Nous nous inspirons des travaux de G. Pankow (1993) concernant « l’image du corps » en nous appuyant sur ses recherches en rapport à la psychose, elle définit dans son travail thérapeutique, l’image du corps sous deux fonctions essentielles : la forme et le contenu. D’un côté, la forme fait référence au sentiment d’unité, à une dialectique entre les parties et la totalité du corps, là ou un individu normal reconnaît l’ensemble de son corps, même s’il lui en manque une partie, la personne atteinte de schizophrénie perd la notion globale de l’ensemble de son corps (dissocié ou morcelé). La deuxième fonction touche la représentation que chacun se fait de son corps, une image intériorisée et dynamique tirée à partir des différentes expériences vécues depuis l’enfance.

« L’image spéculaire » de Lacan s’appuie sur la notion du stade du miroir comme développement du « Je », cité par S. Resnik (1999). Il évoque l’idée que l’enfant ne voit pas directement certaines régions de son corps, mais qu’il les verra indirectement à travers le miroir, ce qui lui permettra de se structurer et d’obtenir d’une façon ludique une unité corporelle.

Deux autres aspects sont rajoutés par D. Le Breton (1990) lorsqu’il a recours à l’image du corps : le savoir, lié à la conscience du corps et au fait d’éprouver les choses avec le sentir, puis la valeur, qui s’intéresse à l’aspect du jugement social. Ces quatre éléments : la forme, le contenu, le savoir et la valeur, dépendent dans leur ensemble du contexte social, culturel, relationnel et personnel de cette image du corps si complexe.

CONCLUSION

Ces ateliers retracent l’expérience vécue à travers le processus de création proposé par le binôme danse et photo.
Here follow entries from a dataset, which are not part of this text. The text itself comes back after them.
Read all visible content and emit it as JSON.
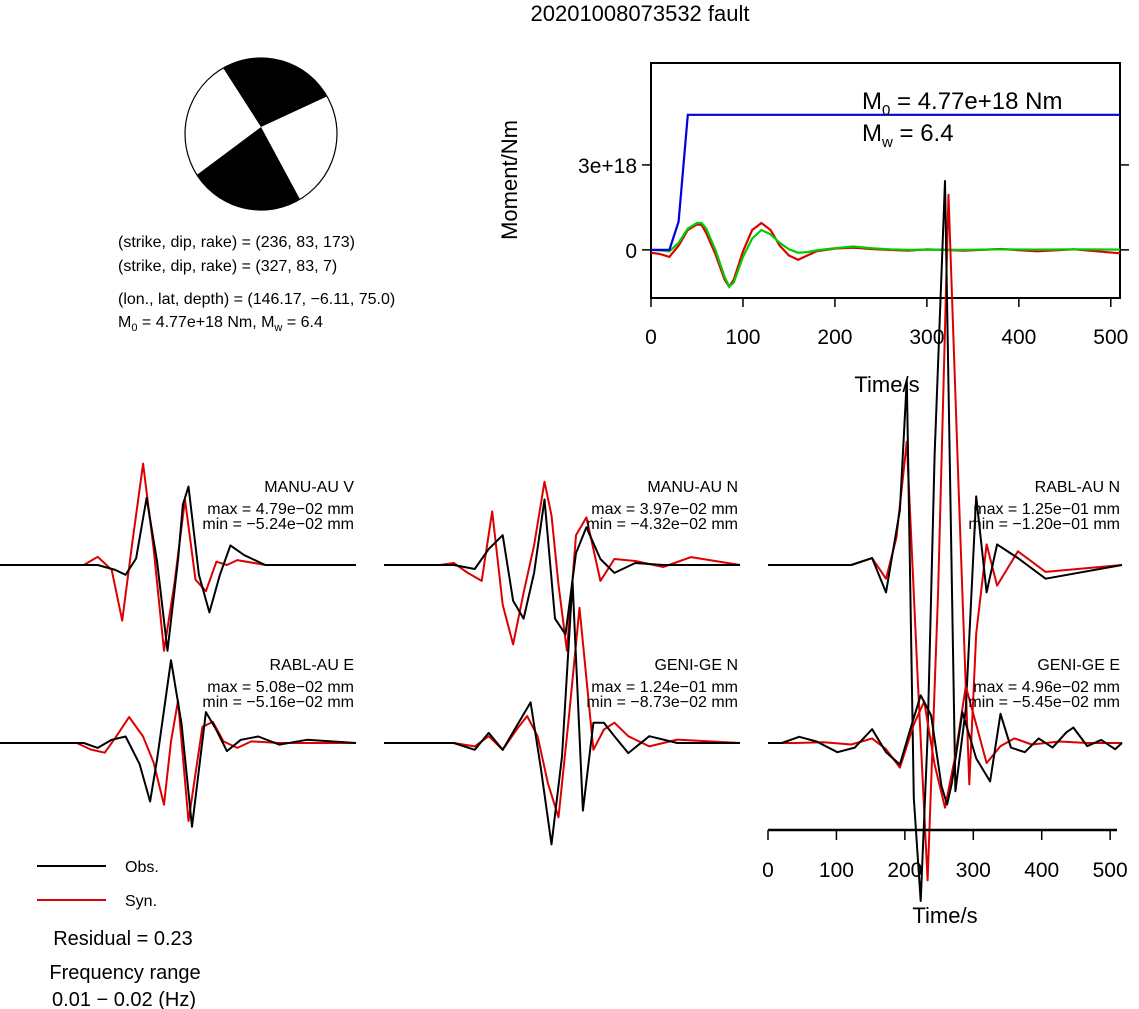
{
  "title": "20201008073532 fault",
  "beachball": {
    "colors": {
      "compression": "#000000",
      "dilatation": "#ffffff"
    },
    "planes": [
      "(strike, dip, rake) = (236, 83, 173)",
      "(strike, dip, rake) = (327, 83, 7)"
    ],
    "location": "(lon., lat, depth) = (146.17, −6.11, 75.0)",
    "moment_label": {
      "m": "M",
      "sub": "0",
      "rest": " = 4.77e+18 Nm, M",
      "sub2": "w",
      "rest2": " = 6.4"
    }
  },
  "moment_panel": {
    "ylabel": "Moment/Nm",
    "xlabel": "Time/s",
    "annotation": {
      "m0": {
        "m": "M",
        "sub": "0",
        "rest": " = 4.77e+18 Nm"
      },
      "mw": {
        "m": "M",
        "sub": "w",
        "rest": " = 6.4"
      }
    }
  },
  "waveform_axis": {
    "xlabel": "Time/s"
  },
  "legend": {
    "obs": "Obs.",
    "syn": "Syn."
  },
  "residual": "Residual = 0.23",
  "frequency": {
    "label": "Frequency range",
    "value": "0.01 − 0.02 (Hz)"
  },
  "chart_data": [
    {
      "type": "line",
      "name": "moment-rate-function",
      "xlabel": "Time/s",
      "ylabel": "Moment/Nm",
      "xlim": [
        0,
        510
      ],
      "ylim": [
        -1.7e+18,
        6.6e+18
      ],
      "x_ticks": [
        0,
        100,
        200,
        300,
        400,
        500
      ],
      "y_ticks": [
        {
          "value": 0,
          "label": "0"
        },
        {
          "value": 3e+18,
          "label": "3e+18"
        }
      ],
      "series": [
        {
          "role": "cumulative-moment",
          "color": "#0000dd",
          "x": [
            0,
            20,
            30,
            40,
            510
          ],
          "y": [
            0,
            0,
            1e+18,
            4.77e+18,
            4.77e+18
          ]
        },
        {
          "role": "green-trace",
          "color": "#00cc00",
          "x": [
            0,
            10,
            20,
            30,
            40,
            50,
            55,
            60,
            70,
            80,
            85,
            90,
            100,
            110,
            120,
            130,
            140,
            150,
            160,
            170,
            180,
            200,
            220,
            240,
            260,
            280,
            300,
            340,
            380,
            420,
            460,
            510
          ],
          "y": [
            0,
            -2e+16,
            -5e+16,
            2.5e+17,
            7.5e+17,
            9.5e+17,
            9.5e+17,
            7.5e+17,
            0,
            -9.5e+17,
            -1.3e+18,
            -1.15e+18,
            -2.5e+17,
            4e+17,
            7e+17,
            5.5e+17,
            2.5e+17,
            2e+16,
            -1e+17,
            -8e+16,
            -2e+16,
            6e+16,
            1.2e+17,
            6e+16,
            2e+16,
            0,
            1e+16,
            0.0,
            2e+16,
            1e+16,
            2e+16,
            1e+16
          ]
        },
        {
          "role": "red-trace",
          "color": "#dd0000",
          "x": [
            0,
            10,
            20,
            30,
            40,
            50,
            55,
            60,
            70,
            80,
            85,
            90,
            100,
            110,
            120,
            130,
            140,
            150,
            160,
            170,
            180,
            200,
            220,
            240,
            260,
            280,
            300,
            340,
            380,
            420,
            460,
            510
          ],
          "y": [
            -1e+17,
            -1.5e+17,
            -2.5e+17,
            1.5e+17,
            7e+17,
            9e+17,
            8.8e+17,
            6e+17,
            -1.5e+17,
            -1.05e+18,
            -1.3e+18,
            -1.05e+18,
            -5e+16,
            7e+17,
            9.5e+17,
            7e+17,
            1.5e+17,
            -2e+17,
            -3.5e+17,
            -2e+17,
            -5e+16,
            5e+16,
            8e+16,
            3e+16,
            0,
            -3e+16,
            2e+16,
            -3e+16,
            3e+16,
            -5e+16,
            2e+16,
            -1.2e+17
          ]
        }
      ]
    },
    {
      "type": "line",
      "name": "waveform-comparison",
      "xlabel": "Time/s",
      "xlim": [
        0,
        510
      ],
      "x_ticks": [
        0,
        100,
        200,
        300,
        400,
        500
      ],
      "legend": {
        "obs": "Obs.",
        "syn": "Syn."
      },
      "panels": [
        {
          "station": "MANU-AU V",
          "max": "max = 4.79e−02 mm",
          "min": "min = −5.24e−02 mm",
          "vmax": 4.79,
          "vmin": -5.24,
          "obs": {
            "color": "#000000",
            "t": [
              0,
              140,
              165,
              180,
              195,
              210,
              225,
              240,
              255,
              262,
              270,
              285,
              300,
              315,
              330,
              350,
              380,
              420,
              510
            ],
            "v": [
              0,
              0,
              -0.3,
              -0.6,
              0.4,
              4.1,
              0.2,
              -5.24,
              0.3,
              3.7,
              4.79,
              -0.6,
              -2.9,
              -0.6,
              1.2,
              0.6,
              0,
              0,
              0
            ]
          },
          "syn": {
            "color": "#dd0000",
            "t": [
              0,
              120,
              140,
              160,
              175,
              190,
              205,
              220,
              235,
              250,
              265,
              280,
              295,
              310,
              325,
              340,
              380,
              420,
              510
            ],
            "v": [
              0,
              0,
              0.5,
              -0.3,
              -3.4,
              1.5,
              6.2,
              1.0,
              -5.24,
              -1.1,
              4.0,
              -0.9,
              -1.6,
              0.2,
              0.0,
              0.3,
              0,
              0,
              0
            ]
          }
        },
        {
          "station": "MANU-AU N",
          "max": "max = 3.97e−02 mm",
          "min": "min = −4.32e−02 mm",
          "vmax": 3.97,
          "vmin": -4.32,
          "obs": {
            "color": "#000000",
            "t": [
              0,
              100,
              130,
              150,
              170,
              185,
              200,
              215,
              230,
              245,
              260,
              275,
              290,
              310,
              330,
              360,
              400,
              440,
              510
            ],
            "v": [
              0,
              0,
              -0.2,
              0.8,
              1.5,
              -1.8,
              -2.7,
              -0.4,
              3.3,
              -2.7,
              -3.5,
              0.6,
              1.9,
              0.3,
              -0.4,
              0.1,
              0,
              0,
              0
            ]
          },
          "syn": {
            "color": "#dd0000",
            "t": [
              0,
              80,
              100,
              120,
              140,
              155,
              170,
              185,
              200,
              215,
              230,
              240,
              250,
              262,
              275,
              290,
              310,
              330,
              360,
              400,
              440,
              510
            ],
            "v": [
              0,
              0,
              0.1,
              -0.4,
              -0.8,
              2.7,
              -2.0,
              -4.0,
              -1.4,
              1.0,
              4.2,
              2.5,
              -1.0,
              -4.32,
              1.5,
              2.4,
              -0.8,
              0.3,
              0.2,
              -0.1,
              0.4,
              0
            ]
          }
        },
        {
          "station": "RABL-AU N",
          "max": "max = 1.25e−01 mm",
          "min": "min = −1.20e−01 mm",
          "vmax": 1.25,
          "vmin": -1.2,
          "obs": {
            "color": "#000000",
            "t": [
              0,
              120,
              150,
              170,
              190,
              200,
              210,
              220,
              230,
              240,
              255,
              270,
              285,
              300,
              315,
              330,
              360,
              400,
              510
            ],
            "v": [
              0,
              0,
              0.1,
              -0.4,
              0.8,
              2.7,
              -3.4,
              -4.9,
              -2.5,
              1.6,
              5.6,
              -3.3,
              -2.1,
              1.0,
              -0.4,
              0.3,
              0.1,
              -0.2,
              0
            ]
          },
          "syn": {
            "color": "#dd0000",
            "t": [
              0,
              120,
              150,
              170,
              185,
              200,
              215,
              230,
              245,
              260,
              275,
              290,
              300,
              315,
              330,
              360,
              400,
              510
            ],
            "v": [
              0,
              0,
              0.1,
              -0.2,
              0.4,
              1.8,
              -1.5,
              -4.6,
              -0.4,
              5.4,
              1.0,
              -3.2,
              -1.0,
              0.3,
              -0.3,
              0.2,
              -0.1,
              0
            ]
          }
        },
        {
          "station": "RABL-AU E",
          "max": "max = 5.08e−02 mm",
          "min": "min = −5.16e−02 mm",
          "vmax": 5.08,
          "vmin": -5.16,
          "obs": {
            "color": "#000000",
            "t": [
              0,
              120,
              140,
              160,
              180,
              200,
              215,
              225,
              245,
              260,
              275,
              295,
              310,
              325,
              345,
              370,
              400,
              440,
              510
            ],
            "v": [
              0,
              0,
              -0.3,
              0.2,
              0.4,
              -1.3,
              -3.6,
              -1.0,
              5.1,
              1.2,
              -5.16,
              1.9,
              0.8,
              -0.5,
              0.2,
              0.4,
              -0.1,
              0.2,
              0
            ]
          },
          "syn": {
            "color": "#dd0000",
            "t": [
              0,
              110,
              130,
              150,
              165,
              185,
              205,
              220,
              235,
              245,
              255,
              270,
              290,
              305,
              320,
              340,
              360,
              400,
              440,
              510
            ],
            "v": [
              0,
              0,
              -0.4,
              -0.6,
              0.3,
              1.6,
              0.4,
              -1.2,
              -3.8,
              0.1,
              2.6,
              -4.8,
              1.0,
              1.3,
              0.1,
              -0.3,
              0.1,
              0.0,
              0.0,
              0
            ]
          }
        },
        {
          "station": "GENI-GE N",
          "max": "max = 1.24e−01 mm",
          "min": "min = −8.73e−02 mm",
          "vmax": 1.24,
          "vmin": -0.873,
          "obs": {
            "color": "#000000",
            "t": [
              0,
              100,
              130,
              150,
              170,
              190,
              210,
              225,
              240,
              255,
              270,
              285,
              300,
              315,
              330,
              350,
              380,
              420,
              510
            ],
            "v": [
              0,
              0,
              -0.1,
              0.15,
              -0.1,
              0.25,
              0.6,
              -0.4,
              -1.5,
              -0.2,
              2.4,
              -1.0,
              0.3,
              0.3,
              0.1,
              -0.15,
              0.1,
              0,
              0
            ]
          },
          "syn": {
            "color": "#dd0000",
            "t": [
              0,
              100,
              130,
              150,
              170,
              190,
              205,
              220,
              235,
              250,
              265,
              280,
              300,
              315,
              330,
              350,
              380,
              420,
              510
            ],
            "v": [
              0,
              0,
              -0.05,
              0.1,
              -0.1,
              0.2,
              0.4,
              0.1,
              -0.6,
              -1.1,
              0.4,
              2.0,
              -0.1,
              0.2,
              0.3,
              0.1,
              -0.05,
              0.05,
              0
            ]
          }
        },
        {
          "station": "GENI-GE E",
          "max": "max = 4.96e−02 mm",
          "min": "min = −5.45e−02 mm",
          "vmax": 4.96,
          "vmin": -5.45,
          "obs": {
            "color": "#000000",
            "t": [
              0,
              20,
              45,
              70,
              100,
              125,
              150,
              170,
              190,
              205,
              220,
              235,
              250,
              258,
              265,
              280,
              300,
              320,
              335,
              350,
              370,
              390,
              410,
              430,
              440,
              460,
              480,
              500,
              510
            ],
            "v": [
              0,
              0,
              0.4,
              0.1,
              -0.6,
              -0.3,
              0.9,
              -0.6,
              -1.4,
              0.9,
              3.1,
              1.8,
              -2.8,
              -4.0,
              -2.6,
              2.0,
              -1.0,
              -2.5,
              1.9,
              -0.3,
              -0.6,
              0.3,
              -0.3,
              0.7,
              1.0,
              -0.2,
              0.2,
              -0.4,
              0
            ]
          },
          "syn": {
            "color": "#dd0000",
            "t": [
              0,
              40,
              80,
              120,
              150,
              170,
              190,
              210,
              225,
              240,
              255,
              270,
              285,
              300,
              315,
              335,
              355,
              380,
              420,
              460,
              510
            ],
            "v": [
              0,
              0,
              0.05,
              -0.1,
              0.3,
              -0.4,
              -1.6,
              1.2,
              2.7,
              -1.4,
              -4.2,
              -0.8,
              3.7,
              1.2,
              -1.3,
              -0.2,
              0.3,
              -0.1,
              0.1,
              0.0,
              0
            ]
          }
        }
      ]
    }
  ]
}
Le travail corporel et l’image laissent une empreinte dans le corps par le temps passé ensemble, mais également permettent d’imaginer un avenir à partir du moment suspendu par la photo. La mise en évidence de ces images grâce à l’exposition est un vecteur qui nous permet de faire resurgir et de mettre en valeur des visages, des corps parfois oubliés dans la masse de l’institution hospitalière, elles interviennent dans l’idée de « Personnaliser », de trouver un « Je », comme le souligne S. Resnik (1999).
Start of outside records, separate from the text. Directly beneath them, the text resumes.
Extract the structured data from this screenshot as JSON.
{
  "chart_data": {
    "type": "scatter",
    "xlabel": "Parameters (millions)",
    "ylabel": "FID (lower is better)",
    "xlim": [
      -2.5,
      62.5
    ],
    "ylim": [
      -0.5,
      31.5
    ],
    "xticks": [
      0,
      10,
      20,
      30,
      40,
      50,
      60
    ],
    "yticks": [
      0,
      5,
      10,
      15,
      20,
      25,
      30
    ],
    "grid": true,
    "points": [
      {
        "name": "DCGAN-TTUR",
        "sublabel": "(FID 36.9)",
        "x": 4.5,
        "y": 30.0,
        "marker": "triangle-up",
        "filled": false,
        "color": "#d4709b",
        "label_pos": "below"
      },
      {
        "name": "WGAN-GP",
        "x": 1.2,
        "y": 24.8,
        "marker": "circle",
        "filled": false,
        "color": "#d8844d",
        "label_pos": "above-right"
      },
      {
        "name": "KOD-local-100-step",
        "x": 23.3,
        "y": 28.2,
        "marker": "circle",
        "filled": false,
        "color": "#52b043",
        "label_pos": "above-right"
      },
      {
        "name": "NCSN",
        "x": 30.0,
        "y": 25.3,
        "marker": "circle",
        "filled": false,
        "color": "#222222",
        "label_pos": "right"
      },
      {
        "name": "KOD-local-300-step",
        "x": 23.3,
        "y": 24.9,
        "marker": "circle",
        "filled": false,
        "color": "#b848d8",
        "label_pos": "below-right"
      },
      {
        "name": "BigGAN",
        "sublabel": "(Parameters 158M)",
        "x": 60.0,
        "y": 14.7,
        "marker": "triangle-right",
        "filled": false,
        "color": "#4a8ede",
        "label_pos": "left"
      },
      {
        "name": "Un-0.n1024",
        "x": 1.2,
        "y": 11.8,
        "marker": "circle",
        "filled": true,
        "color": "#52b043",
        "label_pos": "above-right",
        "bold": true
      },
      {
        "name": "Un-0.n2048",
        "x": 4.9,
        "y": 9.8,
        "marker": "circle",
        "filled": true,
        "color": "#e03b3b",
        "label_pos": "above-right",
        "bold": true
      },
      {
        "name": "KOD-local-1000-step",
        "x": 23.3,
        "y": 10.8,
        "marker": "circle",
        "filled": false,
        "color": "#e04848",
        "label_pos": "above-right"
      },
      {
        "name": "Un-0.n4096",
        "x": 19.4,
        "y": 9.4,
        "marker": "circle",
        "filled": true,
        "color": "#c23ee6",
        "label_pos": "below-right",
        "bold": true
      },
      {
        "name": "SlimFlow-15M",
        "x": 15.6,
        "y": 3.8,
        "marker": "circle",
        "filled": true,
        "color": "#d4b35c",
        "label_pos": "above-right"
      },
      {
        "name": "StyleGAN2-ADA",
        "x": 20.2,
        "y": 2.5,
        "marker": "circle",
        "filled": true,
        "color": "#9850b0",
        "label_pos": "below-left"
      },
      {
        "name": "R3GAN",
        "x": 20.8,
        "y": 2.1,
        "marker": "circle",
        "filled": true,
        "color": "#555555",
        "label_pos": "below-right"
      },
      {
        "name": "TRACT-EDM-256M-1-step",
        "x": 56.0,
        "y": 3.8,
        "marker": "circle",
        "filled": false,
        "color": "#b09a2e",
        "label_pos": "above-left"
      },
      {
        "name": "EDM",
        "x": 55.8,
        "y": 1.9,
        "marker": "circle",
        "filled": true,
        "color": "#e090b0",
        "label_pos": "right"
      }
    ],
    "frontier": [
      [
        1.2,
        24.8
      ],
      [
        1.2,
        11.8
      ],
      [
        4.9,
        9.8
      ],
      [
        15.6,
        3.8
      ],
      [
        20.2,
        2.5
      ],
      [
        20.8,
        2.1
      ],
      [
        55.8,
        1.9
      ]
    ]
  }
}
C’est rendre visibles des personnes à travers un choix d’esthétique, ou en tout cas, avec une conscience du corps poétique mise en image par le mouvement qui permet la reconnaissance et la valorisation par le regard des autres.
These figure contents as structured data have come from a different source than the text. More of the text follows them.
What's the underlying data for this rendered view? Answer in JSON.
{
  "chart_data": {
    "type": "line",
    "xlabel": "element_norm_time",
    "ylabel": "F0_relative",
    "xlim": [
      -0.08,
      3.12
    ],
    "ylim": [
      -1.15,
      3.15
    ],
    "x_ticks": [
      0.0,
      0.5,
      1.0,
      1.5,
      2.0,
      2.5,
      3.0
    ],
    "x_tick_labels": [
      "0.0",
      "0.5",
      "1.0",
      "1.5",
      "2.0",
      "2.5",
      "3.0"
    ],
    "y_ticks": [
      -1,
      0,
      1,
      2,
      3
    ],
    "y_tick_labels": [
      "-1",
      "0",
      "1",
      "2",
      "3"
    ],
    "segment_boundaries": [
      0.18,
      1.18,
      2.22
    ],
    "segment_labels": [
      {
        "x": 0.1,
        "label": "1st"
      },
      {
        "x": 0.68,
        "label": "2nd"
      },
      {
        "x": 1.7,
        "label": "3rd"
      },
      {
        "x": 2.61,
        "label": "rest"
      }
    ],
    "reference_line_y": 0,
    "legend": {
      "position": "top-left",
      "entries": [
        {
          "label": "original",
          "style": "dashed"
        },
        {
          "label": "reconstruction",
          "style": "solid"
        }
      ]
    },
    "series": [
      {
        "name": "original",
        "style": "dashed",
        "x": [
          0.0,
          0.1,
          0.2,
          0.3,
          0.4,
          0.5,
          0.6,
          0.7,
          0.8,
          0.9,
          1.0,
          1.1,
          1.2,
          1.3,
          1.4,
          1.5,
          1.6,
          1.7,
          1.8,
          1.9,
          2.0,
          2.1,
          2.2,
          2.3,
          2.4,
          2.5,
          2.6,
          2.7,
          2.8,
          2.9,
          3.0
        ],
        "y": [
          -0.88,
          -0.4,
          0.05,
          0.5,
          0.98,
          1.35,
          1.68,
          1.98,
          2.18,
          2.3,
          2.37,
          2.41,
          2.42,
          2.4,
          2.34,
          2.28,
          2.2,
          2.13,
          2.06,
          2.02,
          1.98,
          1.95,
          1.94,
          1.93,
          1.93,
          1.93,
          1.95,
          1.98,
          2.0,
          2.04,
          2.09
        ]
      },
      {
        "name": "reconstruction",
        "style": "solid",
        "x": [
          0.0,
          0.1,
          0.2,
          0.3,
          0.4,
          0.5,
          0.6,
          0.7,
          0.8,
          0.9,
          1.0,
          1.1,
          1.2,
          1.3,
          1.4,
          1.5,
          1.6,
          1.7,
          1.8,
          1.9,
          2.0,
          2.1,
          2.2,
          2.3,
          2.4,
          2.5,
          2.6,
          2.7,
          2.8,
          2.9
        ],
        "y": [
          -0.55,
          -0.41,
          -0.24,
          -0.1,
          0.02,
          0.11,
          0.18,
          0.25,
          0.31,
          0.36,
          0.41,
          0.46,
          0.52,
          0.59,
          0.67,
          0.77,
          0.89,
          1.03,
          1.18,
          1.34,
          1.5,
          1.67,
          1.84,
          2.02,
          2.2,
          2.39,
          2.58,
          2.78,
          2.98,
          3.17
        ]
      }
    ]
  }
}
De plus, ce que révèlent à l’évidence ces images, ce sont des personnes actives en train de danser, de poser, de prendre du plaisir, de se voir comme les autres dans une réalité plus proche de celle que l’on peut s’imaginer à l’extérieur… Par l’expérience corporelle vécue, elles se sont connectées, rapprochées et ont communiqué avec les autres, et par les images elles ont échangé avec le monde extérieur, elles ont ainsi projeté une image plus proche de leurs désirs et de leurs espoirs.